The Kobe-LeBron matchup has neither of the two proponents needed to make a great rivalry.
For me, the last memorable moment I have with the LeBron-Kobe "rivalry" is when the two hugged after winning the 2008 Olympic Gold Medal. Doesn't sound too heated, does it?
In addition, can anyone name me any memorable Lakers-Cavs games over the past seven seasons? Probably not, since they were all meaningless regular season games.
LeBron James and Kobe Bryant are two fantastically charismatic and beloved figures and are the two best basketball players in the world today, but rivals they are not.
I feel that, in our constantly moving 24-hour news cycle, we have become so desperate to create the next Magic-Bird or Ali-Frazier that we anoint rivalries unfairly. Rivalries are not something that can just be thrown together through the media.

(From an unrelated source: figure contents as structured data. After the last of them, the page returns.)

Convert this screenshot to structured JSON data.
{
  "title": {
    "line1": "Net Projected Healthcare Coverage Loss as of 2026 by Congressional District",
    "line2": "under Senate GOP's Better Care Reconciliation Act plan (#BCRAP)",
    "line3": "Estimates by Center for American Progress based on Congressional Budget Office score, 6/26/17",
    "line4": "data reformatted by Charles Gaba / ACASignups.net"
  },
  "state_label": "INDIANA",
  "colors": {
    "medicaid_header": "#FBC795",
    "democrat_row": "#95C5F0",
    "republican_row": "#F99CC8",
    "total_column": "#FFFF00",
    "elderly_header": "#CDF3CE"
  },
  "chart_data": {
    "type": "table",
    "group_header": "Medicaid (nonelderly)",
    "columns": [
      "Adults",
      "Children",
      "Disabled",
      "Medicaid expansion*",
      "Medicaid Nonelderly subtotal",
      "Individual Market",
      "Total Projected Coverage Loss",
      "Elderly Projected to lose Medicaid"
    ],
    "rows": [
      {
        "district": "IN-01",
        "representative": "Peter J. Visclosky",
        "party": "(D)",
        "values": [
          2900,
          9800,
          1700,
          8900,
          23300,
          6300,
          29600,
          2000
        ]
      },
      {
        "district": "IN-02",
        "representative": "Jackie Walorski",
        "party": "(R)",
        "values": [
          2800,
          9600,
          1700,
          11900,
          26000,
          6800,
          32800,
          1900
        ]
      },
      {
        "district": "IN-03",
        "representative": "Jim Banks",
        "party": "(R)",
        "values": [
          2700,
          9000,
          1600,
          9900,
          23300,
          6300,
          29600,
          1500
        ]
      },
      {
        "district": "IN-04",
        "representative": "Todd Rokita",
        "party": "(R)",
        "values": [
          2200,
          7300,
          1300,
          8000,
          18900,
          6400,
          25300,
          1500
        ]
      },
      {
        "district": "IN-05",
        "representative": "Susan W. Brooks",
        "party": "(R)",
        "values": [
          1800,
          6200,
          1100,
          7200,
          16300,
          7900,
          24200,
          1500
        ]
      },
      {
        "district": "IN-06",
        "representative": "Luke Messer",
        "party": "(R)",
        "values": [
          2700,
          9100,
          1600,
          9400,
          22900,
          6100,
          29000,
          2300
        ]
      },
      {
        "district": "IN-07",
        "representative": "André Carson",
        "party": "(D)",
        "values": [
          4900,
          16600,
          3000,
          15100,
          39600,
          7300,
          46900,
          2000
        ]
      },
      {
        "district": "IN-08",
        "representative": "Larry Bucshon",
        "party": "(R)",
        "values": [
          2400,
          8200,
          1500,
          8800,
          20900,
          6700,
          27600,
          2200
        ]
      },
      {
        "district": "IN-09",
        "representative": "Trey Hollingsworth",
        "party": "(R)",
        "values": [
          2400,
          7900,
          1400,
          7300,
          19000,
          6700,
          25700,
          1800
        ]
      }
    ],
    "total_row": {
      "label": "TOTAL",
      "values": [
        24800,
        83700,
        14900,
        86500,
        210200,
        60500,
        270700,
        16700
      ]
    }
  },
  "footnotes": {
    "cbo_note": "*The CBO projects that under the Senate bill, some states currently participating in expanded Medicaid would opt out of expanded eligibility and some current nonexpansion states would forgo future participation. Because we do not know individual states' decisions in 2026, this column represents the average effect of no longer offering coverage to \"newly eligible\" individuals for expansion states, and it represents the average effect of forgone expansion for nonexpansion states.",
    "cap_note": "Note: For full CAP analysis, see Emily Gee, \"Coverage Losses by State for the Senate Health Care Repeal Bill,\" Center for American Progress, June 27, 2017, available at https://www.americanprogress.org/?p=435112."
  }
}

In addition, when looking at the NBA's current landscape, the future of individual rivalries looks bleak—all young superstars of this generation seem more focused on playing together instead of being focused on beating each other.
One could easily surmise in the era of AAU, summer hoops summits, and various All-American games that we could never see another great individual rivalry in the NBA again.
I only know one thing for certain: There will never be another Magic and Larry.